On May 24, 2010, the much-anticipated sports antitrust case American Needle, Inc. v. NFL was decided by the Supreme Court. The Court reversed the Seventh Circuit Court of Appeals and held that the National Football League Properties’ (NFLP) exclusive licensing agreement with Reebok to produce headwear constitutes concerted action, and thus falls within the scope of § 1 of the Sherman Act, which outlaws any “contract, combination . . . or conspiracy, in restraint of trade.” The case was remanded to be tried under the Rule of Reason.
In 1963, the NFL teams formed the NFLP as a separate corporate entity to control the teams’ licensing agreements. Since then, the NFLP has provided licenses to apparel companies and video game companies to use the teams’ intellectual property. For decades, Illinois-based American Needle enjoyed a non-exclusive license to produce NFL headwear. When the NFLP did not renew the license and granted Reebok an exclusive 10-year license in 2000, American Needle sued the parties for antitrust violations under §§ 1 and 2 of the Sherman Act.
The Seventh Circuit Court of Appeals affirmed the district court’s summary judgment decision for the defendants and held that although the 32 teams could have competing interests regarding the use of their intellectual property, those competing interests do not prevent the teams from functioning as a single entity. The Seventh Circuit acknowledged that sports leagues should be viewed as a single entity in some instances, and as separate and distinct in others. In its limited review of Reebok’s exclusive license, the court determined that the teams’ economic interests were aligned enough with regard to the use of their intellectual property to function as a single entity.
The Supreme Court disagreed, reversing 9-0, deciding that the suit survives summary judgment and that the NFL’s actions are subject to a Rule of Reason inquiry. The Court said that the teams, in licensing their intellectual property, “remain separately controlled, potential competitors with economic interests that are distinct from NFLP’s financial well-being” since they compete for fans, players, and managerial personnel.
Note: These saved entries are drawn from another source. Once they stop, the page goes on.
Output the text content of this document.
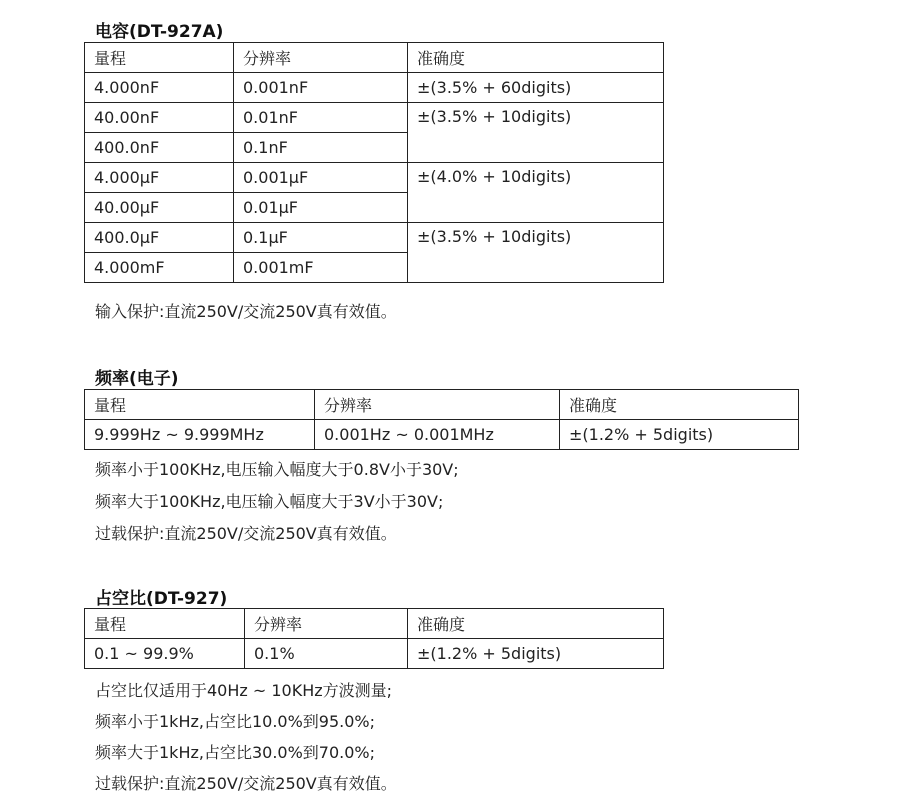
电容(DT-927A)
量程	分辨率	准确度
4.000nF	0.001nF	±(3.5% + 60digits)
40.00nF	0.01nF	±(3.5% + 10digits)
400.0nF	0.1nF	
4.000μF	0.001μF	±(4.0% + 10digits)
40.00μF	0.01μF	
400.0μF	0.1μF	±(3.5% + 10digits)
4.000mF	0.001mF	
输入保护:直流250V/交流250V真有效值。
频率(电子)
量程	分辨率	准确度
9.999Hz ~ 9.999MHz	0.001Hz ~ 0.001MHz	±(1.2% + 5digits)
频率小于100KHz,电压输入幅度大于0.8V小于30V;
频率大于100KHz,电压输入幅度大于3V小于30V;
过载保护:直流250V/交流250V真有效值。
占空比(DT-927)
量程	分辨率	准确度
0.1 ~ 99.9%	0.1%	±(1.2% + 5digits)
占空比仅适用于40Hz ~ 10KHz方波测量;
频率小于1kHz,占空比10.0%到95.0%;
频率大于1kHz,占空比30.0%到70.0%;
过载保护:直流250V/交流250V真有效值。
To a firm making hats, for example, the Colts and the Saints are two competing suppliers of valuable trademarks. By selling their merchandise, the Colts and Saints are not pursuing the “common interests of the whole league” but the interests of their team. The Court cited United States v. Sealy, Inc. for the proposition that even members of a legal single entity can violate § 1 when the entity is controlled by competitors to serve merely as a vehicle for ongoing concerted activity. 388 U.S. 350 (1967). To hold otherwise, Justice Stevens—writing for the Court—said, would mean cartels could simply get around antitrust liability by setting up a joint venture.
The Court ruled narrowly on the ability of teams to collectively license to apparel companies while still recognizing that many decisions by the NFL teams need to be made collectively. Going forward, any time a sports league acts on behalf of its member teams the collective decision will be scrutinized as to whether the act joins actors with separate economic interests such that it deprives the marketplace of “independent centers of decisionmaking.” Put differently, every collective decision by a sports league, it seems, is subject to Rule of Reason analysis. The Court recognized in oral arguments that this may be burdensome, but that many decisions—like the number of games played and rule-creation—would require minimal scrutiny.
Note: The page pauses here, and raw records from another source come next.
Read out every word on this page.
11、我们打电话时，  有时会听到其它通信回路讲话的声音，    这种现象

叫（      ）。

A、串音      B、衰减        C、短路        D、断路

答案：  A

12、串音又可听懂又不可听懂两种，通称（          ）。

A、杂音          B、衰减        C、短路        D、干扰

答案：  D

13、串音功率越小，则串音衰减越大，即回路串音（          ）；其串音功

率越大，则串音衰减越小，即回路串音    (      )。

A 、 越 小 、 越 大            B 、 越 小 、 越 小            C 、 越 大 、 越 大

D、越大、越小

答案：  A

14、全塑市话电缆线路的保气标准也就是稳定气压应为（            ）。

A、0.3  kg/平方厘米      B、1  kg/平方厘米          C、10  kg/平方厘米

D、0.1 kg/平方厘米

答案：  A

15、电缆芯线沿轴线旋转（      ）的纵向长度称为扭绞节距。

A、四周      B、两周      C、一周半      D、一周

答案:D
In the run-up to American Needle, many sports and legal observers attached tremendous significance to the Court’s ruling. Famed antitrust expert and Super Bowl-winning quarterback Drew Brees stated, for example, in a January Washington Post op-ed that affirming the Seventh Circuit would imperil players’ rights to free agency and fair wages. Sensing a landmark decision for league-union relations, the MLB, NBA, and NHL lined up to write amicus briefs for the defendants, and the major players’ associations wrote a joint amicus brief for American Needle.
In light of the Court’s narrow ruling, the significance attached to the American Needle decision was probably overstated. The ruling only covers the NFLP’s agreement with Reebok, and does not cover any other collective decision by the NFL. Further, Stevens’s opinion did not deviate from the legal precedent on the subject, namely the Court’s decision in Copperweld Corp. v. Independence Tube Corp., and much of the opinion was a reiteration of prior cases.
If there is any significance, it is that the NFL—and probably the other major professional sports leagues—will not be enjoying an MLB-like antitrust exemption from courts like it had apparently hoped. When the NFL discovered that American Needle petitioned its case for certiorari, the League eagerly joined in anticipation that the Supreme Court would expand upon the Seventh Circuit’s ruling, effectively granting the NFL even greater antitrust protection. In light of the unanimous reversal, that hope proved ill-founded.